Modification of membrane properties and fatty acids biosynthesis-related genes in Escherichia coli and Staphylococcus aureus: Implications for the antibacterial mechanism of naringenin
文献类型: 外文期刊
第一作者: Wang, Lang-Hong
作者: Wang, Lang-Hong;Zeng, Xin-An;Brennan, Charles S.;Wang, Man-Sheng;Brennan, Charles S.;Gong, Deming
作者机构:
关键词: Antibacterial component;Foodborne bacteria;Membrane fluidity;Fatty acid biosynthesis-associated genes
期刊名称:BIOCHIMICA ET BIOPHYSICA ACTA-BIOMEMBRANES ( 影响因子:3.747; 五年影响因子:4.404 )
ISSN: 0005-2736
年卷期: 2018 年 1860 卷 2 期
页码:
收录情况: SCI
摘要: In this work, modifications of cell membrane fluidity, fatty acid composition and fatty acid biosynthesis-associated genes of Escherichia coil ATCC 25922 (E. coil) and Staphylococcus aureus ATCC 6538 (S. aureus), during growth in the presence of naringenin (NAR), one of the natural antibacterial components in citrus plants, was investigated. Compared to E. coil, the growth of S. aureus was significantly inhibited by NAR in low concentrations. Combination of gas chromatography-mass spectrometry with fluorescence polarization analysis revealed that E. coil and S. aureus cells increased membrane fluidity by altering the composition of membrane fatty acids after exposure to NAR. For example, E. coil cells produced more unsaturated fatty acids (from 18.5% to 43.3%) at the expense of both cyclopropane and saturated fatty acids after growth in the concentrations of NAR from 0 to 2.20 mM. For S. aureus grown with NAR at 0 to 1.47 mM, the relative proportions of anteiso-branched chain fatty acids increased from 37.2% to 54.4%, whereas iso-branched and straight chain fatty acids decreased from 30.0% and 33.1% to 21.6% and 23.7%, respectively.

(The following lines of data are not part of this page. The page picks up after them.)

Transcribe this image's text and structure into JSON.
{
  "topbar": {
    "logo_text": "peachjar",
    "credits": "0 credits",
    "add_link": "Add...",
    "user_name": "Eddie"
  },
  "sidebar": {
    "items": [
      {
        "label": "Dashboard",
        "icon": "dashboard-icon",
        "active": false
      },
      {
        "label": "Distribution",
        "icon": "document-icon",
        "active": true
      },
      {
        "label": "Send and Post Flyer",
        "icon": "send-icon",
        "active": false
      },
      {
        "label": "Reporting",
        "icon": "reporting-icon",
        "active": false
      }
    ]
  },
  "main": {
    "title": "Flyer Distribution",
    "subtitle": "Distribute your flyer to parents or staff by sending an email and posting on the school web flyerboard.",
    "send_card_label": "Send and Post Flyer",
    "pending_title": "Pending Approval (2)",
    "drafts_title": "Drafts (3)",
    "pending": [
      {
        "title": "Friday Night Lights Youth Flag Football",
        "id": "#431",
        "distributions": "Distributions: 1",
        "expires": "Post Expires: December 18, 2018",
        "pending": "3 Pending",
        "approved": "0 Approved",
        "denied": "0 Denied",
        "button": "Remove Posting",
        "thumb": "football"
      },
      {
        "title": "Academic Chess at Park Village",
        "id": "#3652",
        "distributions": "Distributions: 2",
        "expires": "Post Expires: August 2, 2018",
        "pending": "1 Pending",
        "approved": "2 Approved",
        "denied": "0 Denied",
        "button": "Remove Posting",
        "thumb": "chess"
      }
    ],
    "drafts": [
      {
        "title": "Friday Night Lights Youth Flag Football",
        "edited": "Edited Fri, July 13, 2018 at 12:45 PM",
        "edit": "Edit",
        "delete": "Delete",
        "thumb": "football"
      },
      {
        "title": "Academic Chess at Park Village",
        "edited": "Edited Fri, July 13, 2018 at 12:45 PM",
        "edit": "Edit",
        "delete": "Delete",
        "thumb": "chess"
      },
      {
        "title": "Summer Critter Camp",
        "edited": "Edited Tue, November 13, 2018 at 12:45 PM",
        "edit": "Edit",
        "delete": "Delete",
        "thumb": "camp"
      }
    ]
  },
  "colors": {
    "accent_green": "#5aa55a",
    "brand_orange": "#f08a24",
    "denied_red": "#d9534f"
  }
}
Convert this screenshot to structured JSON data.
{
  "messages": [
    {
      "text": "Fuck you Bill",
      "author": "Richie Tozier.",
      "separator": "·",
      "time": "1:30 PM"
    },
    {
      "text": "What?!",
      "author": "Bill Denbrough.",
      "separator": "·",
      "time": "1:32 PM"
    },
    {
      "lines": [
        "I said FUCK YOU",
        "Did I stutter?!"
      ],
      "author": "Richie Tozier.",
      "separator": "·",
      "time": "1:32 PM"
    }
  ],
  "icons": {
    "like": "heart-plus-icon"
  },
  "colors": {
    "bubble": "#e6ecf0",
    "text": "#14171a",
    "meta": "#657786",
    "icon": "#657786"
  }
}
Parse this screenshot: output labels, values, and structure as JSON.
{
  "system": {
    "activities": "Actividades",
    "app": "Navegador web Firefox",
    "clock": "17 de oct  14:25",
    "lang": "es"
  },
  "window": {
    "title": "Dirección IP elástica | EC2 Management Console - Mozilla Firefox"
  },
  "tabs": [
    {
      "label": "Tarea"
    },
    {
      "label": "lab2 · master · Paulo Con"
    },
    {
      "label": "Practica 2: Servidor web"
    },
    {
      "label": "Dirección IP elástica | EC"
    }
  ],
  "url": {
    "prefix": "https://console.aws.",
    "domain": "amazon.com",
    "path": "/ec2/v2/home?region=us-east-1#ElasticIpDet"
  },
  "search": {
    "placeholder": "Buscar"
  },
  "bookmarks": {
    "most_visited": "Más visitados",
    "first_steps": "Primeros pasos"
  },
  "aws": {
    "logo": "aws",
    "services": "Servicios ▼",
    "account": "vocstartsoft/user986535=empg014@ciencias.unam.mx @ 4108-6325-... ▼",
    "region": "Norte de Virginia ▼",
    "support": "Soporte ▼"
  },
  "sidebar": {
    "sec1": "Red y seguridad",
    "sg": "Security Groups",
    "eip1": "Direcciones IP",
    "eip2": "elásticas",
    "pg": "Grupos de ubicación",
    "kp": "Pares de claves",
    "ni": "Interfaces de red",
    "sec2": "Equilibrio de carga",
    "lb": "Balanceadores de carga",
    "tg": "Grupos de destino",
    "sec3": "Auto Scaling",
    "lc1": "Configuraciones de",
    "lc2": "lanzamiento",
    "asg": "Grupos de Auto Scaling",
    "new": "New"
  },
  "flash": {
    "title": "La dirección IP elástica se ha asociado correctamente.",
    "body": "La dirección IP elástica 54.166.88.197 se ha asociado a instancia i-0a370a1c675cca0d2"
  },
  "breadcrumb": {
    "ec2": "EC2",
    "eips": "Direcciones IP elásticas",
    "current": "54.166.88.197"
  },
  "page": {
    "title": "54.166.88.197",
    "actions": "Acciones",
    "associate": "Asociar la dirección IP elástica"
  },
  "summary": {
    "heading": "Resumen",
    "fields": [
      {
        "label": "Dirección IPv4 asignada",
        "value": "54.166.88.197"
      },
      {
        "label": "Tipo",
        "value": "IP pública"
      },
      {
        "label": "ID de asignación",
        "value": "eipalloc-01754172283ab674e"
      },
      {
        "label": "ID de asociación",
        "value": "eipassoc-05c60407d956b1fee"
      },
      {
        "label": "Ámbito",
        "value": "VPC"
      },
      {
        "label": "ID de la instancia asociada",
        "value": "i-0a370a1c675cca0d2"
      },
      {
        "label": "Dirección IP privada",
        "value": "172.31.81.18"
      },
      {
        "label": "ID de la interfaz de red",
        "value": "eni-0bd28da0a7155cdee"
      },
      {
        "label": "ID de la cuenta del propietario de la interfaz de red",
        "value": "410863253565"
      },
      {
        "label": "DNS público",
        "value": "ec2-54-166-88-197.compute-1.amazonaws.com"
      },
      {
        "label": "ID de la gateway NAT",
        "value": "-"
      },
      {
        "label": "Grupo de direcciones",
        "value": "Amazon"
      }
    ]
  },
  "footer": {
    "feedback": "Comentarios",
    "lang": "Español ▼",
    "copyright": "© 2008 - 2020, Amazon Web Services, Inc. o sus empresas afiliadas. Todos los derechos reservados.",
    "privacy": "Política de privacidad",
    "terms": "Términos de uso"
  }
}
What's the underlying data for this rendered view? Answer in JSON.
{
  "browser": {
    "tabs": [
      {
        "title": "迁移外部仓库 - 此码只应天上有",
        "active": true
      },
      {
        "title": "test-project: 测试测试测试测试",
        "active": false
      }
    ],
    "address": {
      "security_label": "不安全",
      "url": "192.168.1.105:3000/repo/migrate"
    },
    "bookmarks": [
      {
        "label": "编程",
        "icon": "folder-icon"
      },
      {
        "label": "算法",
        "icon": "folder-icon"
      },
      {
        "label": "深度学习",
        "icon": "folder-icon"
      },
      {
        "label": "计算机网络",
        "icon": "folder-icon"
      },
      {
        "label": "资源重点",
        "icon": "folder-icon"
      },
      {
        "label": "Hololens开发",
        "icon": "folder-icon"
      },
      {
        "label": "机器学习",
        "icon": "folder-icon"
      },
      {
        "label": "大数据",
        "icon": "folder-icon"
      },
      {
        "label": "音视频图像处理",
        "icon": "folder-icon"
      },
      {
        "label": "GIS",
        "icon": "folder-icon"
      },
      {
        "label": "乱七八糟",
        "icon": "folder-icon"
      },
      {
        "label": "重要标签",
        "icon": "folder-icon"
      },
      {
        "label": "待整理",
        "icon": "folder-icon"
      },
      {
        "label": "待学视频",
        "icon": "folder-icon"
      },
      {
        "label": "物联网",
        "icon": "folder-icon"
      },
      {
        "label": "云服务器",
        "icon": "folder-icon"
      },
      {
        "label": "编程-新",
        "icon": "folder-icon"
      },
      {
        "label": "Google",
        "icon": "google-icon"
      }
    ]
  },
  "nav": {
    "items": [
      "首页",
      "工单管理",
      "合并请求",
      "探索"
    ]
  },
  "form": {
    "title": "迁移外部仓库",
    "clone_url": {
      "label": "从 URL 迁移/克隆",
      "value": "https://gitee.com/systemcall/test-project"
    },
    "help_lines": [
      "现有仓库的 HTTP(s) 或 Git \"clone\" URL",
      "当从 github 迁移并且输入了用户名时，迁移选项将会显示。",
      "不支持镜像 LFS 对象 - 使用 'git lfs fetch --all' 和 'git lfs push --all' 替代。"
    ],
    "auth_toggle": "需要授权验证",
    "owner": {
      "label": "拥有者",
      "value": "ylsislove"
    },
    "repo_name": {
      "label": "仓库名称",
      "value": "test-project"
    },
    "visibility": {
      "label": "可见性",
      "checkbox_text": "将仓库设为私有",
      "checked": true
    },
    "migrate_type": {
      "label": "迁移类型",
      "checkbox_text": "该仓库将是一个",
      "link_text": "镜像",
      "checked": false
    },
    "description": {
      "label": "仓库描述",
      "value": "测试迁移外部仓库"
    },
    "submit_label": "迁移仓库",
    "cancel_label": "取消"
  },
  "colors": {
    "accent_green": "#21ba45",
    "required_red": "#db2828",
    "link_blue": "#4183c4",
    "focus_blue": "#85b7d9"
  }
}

Real time q-PCR analysis showed that NAR at higher concentrations induced a significant down-regulation of fatty acid biosynthesis-associated genes in the bacteria, with the exception of an increased expression of fabA gene. The minimum inhibitory concentration (MIC) of NAR against these two bacteria was determined, and both of bacteria underwent morphological changes after exposure to 1.0 and 2.0 MIC.